Я помню о столице чудо-бредни,
 и как потом с бесстрастием верблюда
 купил билет и, как Улисс последний,
 бельишко прихватив, свалил отсюда.
 Я вспоминаю ночь, когда прощались,
 и как потом колеса били presto,
 давлю бычок ногой и возвращаюсь
 в слезах на пятьдесят второе место.
Торчу в вагоне, как брильянт в компосте,
 как сарацин в обозе тамплиеров.
 Здесь великан грустит о малом росте,
 и время тяготит пенсионеров.
 Мне по карману только эти сани.
 Я не давлюсь икрой в купейном лоске.
 Я завтракал хот-догами в Казани,
 а пиво пил под вечер в снежном Омске.
Проносятся холмы и перелески.
 В натопленном вагоне пахнет Крымом.
 И речек очертанья слишком резки
 для глаз моих, омытых сизым дымом.
 Жую лаваш, разглядываю лица.
 Богиней в униюбке из лавсана
 разносит черный кофе проводница
 с великолепным именем Оксана.
 Девическую грудь, что темной ночкой
 ласкает неизвестный мне счастливчик,
 обтягивает тонкая сорочка.
 И сквозь нее просвечивает лифчик.
Стихи… они как жизнь, не терпят фальши.
 Я б мог с Цирцеей, не боясь накладок,
 сравнить цивилизацию, и дальше —
 свиней с людьми, но «милые, нельзя так».
 Наш мир — корабль. (Прежний образ — лажа.)

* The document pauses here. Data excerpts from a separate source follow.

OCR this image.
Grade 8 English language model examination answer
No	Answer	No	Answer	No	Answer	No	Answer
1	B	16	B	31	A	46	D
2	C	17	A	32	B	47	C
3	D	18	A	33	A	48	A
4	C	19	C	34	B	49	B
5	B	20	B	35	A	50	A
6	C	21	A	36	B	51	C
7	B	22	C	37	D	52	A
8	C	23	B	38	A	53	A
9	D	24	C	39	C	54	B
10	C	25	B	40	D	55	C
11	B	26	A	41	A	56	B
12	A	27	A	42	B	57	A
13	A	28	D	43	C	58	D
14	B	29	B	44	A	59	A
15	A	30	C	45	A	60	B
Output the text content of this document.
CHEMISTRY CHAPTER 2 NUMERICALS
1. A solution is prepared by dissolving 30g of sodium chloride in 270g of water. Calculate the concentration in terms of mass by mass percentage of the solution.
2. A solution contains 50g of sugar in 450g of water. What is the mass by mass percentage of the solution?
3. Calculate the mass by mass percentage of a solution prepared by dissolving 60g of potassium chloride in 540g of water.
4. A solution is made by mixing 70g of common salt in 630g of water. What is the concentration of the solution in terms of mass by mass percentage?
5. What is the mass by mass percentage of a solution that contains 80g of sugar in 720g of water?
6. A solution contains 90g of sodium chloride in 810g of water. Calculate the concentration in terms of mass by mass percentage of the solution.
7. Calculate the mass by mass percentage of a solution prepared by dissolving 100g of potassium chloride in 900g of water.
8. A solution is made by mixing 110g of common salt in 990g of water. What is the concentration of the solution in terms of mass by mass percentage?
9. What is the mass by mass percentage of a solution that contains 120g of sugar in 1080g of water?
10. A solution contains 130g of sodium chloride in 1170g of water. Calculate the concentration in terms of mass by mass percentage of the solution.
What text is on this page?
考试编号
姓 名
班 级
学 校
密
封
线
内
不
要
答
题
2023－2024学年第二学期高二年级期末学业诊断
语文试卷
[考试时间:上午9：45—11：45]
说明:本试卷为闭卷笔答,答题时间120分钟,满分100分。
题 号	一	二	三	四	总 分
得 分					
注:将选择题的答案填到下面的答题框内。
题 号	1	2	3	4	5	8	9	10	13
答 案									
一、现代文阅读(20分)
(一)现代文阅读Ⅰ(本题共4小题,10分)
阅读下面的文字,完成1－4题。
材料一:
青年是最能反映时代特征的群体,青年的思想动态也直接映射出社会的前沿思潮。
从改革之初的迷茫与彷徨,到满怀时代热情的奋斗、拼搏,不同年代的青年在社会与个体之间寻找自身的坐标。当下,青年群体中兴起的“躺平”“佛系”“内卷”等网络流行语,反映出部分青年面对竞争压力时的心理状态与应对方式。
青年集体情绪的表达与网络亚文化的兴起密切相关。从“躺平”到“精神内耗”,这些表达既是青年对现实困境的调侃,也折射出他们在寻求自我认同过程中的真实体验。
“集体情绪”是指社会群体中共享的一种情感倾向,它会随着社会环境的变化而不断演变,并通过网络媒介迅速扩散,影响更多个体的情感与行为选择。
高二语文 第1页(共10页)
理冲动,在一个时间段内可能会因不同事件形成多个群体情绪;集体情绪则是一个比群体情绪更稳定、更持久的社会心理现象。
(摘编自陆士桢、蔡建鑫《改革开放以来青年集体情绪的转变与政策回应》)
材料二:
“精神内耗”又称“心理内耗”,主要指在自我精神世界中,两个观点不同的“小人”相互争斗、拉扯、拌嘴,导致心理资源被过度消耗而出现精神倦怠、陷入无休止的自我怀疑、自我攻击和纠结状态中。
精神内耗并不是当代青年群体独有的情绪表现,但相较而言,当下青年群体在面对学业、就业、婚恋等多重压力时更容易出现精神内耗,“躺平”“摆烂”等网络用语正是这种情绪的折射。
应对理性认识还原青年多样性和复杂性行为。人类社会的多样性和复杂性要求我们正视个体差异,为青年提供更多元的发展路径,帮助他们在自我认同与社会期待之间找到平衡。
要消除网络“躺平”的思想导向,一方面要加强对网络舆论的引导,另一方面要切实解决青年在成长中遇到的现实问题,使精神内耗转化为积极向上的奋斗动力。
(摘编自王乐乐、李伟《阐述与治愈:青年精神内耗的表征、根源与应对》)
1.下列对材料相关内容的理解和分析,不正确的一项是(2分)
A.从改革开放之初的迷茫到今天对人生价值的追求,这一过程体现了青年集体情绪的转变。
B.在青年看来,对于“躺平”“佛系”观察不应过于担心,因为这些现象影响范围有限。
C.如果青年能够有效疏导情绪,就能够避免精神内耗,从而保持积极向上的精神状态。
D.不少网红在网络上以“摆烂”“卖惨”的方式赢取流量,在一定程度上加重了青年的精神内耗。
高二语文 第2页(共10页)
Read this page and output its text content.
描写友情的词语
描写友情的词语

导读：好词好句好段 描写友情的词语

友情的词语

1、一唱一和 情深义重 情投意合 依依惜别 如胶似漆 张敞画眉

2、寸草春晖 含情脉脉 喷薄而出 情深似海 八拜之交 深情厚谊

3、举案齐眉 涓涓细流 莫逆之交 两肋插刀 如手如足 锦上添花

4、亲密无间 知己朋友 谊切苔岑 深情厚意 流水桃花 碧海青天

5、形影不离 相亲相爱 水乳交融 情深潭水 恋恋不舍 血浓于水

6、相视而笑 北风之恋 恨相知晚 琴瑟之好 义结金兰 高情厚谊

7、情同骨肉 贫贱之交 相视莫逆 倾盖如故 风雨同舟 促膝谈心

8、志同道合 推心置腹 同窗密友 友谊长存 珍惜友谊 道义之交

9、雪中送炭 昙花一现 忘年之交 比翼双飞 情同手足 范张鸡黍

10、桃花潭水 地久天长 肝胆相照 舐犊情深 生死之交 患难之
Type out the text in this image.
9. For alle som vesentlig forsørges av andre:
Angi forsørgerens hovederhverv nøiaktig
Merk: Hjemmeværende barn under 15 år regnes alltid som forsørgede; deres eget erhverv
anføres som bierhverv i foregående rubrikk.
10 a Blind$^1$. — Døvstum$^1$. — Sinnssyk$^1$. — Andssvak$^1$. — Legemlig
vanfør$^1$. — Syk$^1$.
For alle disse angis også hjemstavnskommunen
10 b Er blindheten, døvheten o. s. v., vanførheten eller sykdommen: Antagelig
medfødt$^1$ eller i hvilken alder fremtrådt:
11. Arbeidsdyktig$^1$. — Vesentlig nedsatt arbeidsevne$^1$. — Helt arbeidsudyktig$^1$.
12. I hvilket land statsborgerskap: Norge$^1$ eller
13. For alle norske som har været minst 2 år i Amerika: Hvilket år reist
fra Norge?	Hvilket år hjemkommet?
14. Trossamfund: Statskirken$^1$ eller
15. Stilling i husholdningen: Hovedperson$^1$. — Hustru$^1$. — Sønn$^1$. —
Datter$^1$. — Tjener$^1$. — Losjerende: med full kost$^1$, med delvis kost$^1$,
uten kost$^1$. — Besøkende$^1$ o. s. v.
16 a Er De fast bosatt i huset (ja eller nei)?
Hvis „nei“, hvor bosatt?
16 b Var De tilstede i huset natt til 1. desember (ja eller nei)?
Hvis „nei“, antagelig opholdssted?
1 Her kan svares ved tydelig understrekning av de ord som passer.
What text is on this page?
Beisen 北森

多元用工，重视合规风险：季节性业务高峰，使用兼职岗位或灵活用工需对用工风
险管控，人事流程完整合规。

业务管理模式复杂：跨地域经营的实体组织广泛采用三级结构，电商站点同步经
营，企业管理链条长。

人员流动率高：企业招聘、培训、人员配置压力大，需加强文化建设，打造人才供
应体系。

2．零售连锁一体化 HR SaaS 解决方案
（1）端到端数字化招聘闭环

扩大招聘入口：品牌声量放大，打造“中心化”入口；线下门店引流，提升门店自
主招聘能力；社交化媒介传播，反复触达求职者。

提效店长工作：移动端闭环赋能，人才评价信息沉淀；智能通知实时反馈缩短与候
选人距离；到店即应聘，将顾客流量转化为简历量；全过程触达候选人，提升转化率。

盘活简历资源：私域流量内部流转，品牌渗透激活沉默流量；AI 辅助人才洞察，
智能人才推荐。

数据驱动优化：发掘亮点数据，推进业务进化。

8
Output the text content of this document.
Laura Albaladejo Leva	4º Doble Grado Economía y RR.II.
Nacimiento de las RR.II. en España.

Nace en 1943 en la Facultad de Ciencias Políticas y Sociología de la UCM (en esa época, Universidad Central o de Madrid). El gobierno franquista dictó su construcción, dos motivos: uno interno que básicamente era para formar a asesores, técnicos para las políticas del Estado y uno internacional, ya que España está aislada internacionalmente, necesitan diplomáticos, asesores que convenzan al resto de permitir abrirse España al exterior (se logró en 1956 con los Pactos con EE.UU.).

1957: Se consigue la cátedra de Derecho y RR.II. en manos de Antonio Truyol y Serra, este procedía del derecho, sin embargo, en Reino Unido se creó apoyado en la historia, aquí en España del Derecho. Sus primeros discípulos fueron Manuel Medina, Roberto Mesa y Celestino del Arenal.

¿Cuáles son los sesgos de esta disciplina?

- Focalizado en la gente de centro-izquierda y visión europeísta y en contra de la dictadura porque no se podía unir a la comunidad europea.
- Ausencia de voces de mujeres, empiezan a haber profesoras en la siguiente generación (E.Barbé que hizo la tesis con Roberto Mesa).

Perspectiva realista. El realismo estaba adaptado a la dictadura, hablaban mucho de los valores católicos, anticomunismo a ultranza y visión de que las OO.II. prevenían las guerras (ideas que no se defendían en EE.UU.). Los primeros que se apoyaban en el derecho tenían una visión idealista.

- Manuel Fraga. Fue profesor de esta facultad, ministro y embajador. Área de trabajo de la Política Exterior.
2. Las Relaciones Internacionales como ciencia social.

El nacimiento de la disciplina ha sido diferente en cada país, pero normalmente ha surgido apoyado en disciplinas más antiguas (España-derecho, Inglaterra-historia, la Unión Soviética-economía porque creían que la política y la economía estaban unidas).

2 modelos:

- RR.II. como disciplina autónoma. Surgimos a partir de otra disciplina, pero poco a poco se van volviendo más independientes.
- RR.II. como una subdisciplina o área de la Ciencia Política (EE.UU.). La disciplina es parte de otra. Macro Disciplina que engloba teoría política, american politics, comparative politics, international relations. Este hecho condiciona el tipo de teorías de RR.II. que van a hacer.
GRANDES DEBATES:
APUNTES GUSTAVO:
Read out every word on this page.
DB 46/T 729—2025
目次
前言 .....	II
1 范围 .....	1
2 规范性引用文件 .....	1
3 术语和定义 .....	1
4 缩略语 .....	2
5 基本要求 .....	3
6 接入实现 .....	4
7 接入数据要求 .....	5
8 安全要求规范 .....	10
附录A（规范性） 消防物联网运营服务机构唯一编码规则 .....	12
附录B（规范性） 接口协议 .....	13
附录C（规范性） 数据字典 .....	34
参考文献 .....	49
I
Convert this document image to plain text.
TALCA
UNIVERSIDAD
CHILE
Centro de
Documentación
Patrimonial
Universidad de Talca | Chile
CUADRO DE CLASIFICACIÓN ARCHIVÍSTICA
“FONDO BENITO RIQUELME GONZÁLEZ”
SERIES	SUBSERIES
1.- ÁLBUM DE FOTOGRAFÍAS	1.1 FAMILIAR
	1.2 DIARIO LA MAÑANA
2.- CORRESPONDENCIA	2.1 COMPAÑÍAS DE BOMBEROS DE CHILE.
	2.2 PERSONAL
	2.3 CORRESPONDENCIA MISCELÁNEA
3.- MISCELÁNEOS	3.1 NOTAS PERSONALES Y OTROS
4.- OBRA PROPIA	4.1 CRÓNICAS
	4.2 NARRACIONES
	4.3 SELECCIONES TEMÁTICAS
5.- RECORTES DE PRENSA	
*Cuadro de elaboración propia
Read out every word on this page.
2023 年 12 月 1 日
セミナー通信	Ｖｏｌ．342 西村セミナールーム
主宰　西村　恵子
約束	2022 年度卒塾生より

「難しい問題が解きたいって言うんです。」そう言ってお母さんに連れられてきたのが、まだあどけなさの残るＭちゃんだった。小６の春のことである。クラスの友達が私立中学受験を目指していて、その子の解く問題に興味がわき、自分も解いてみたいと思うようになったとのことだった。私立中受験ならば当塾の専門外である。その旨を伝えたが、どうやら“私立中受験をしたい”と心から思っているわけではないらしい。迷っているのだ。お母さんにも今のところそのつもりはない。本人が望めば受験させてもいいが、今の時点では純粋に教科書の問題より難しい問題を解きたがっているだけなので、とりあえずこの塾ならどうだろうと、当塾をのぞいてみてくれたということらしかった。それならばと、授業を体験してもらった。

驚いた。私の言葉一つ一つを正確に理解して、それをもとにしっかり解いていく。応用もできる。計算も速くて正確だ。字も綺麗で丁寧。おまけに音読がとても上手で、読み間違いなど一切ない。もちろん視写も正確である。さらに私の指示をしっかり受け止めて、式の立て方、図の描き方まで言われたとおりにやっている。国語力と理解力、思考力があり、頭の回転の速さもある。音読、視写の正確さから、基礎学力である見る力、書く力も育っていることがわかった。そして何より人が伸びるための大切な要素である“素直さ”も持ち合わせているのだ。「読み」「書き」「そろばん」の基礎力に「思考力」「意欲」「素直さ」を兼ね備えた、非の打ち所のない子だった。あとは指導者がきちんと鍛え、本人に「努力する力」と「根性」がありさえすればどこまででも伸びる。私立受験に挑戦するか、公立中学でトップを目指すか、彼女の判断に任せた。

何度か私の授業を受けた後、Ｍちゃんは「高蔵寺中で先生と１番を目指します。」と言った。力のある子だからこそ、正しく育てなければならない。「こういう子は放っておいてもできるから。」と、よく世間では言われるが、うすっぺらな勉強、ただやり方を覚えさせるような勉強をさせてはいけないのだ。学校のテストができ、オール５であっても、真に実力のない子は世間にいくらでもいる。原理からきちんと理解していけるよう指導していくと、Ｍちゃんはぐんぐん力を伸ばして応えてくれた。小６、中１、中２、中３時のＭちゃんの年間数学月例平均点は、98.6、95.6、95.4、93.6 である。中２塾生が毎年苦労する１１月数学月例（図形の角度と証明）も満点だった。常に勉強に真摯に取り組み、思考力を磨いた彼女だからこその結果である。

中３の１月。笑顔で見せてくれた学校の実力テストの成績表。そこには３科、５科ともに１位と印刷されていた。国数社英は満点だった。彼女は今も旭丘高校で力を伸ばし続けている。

 И я, торча в нем в качестве балласта,
 люблю людей не в виде антуража,
 люблю за то, что есть они, и баста.
Пусть гадским километрам нет предела,
 но за окошком облака, как горы.
 И стук колес стал мягче, и стемнело,
 и мелодичней стали разговоры.
 «Ты зря так, можно было просто высечь…»
 «Взгляни: закатом горизонт распорот…»
 «Недавно потеряла двадцать тысяч…»
 «Дочь замужем, а сын уехал в город…»
 «Но ведь растет народонаселенье,
 твои индусы, брат, не замечают?
 Вот наши души — новые творенья?
 Иль это прежние, дробясь, мельчают?»
Я тоже сам с собой веду беседу,
 не чувствуя ни нежности, ни злобы,
 о том, что завтра утром я приеду,
 приеду, а приехав хорошо бы,
 чтобы тоска вконец не одолела,
 прийти к друзьям, острить, смотреть им в лица.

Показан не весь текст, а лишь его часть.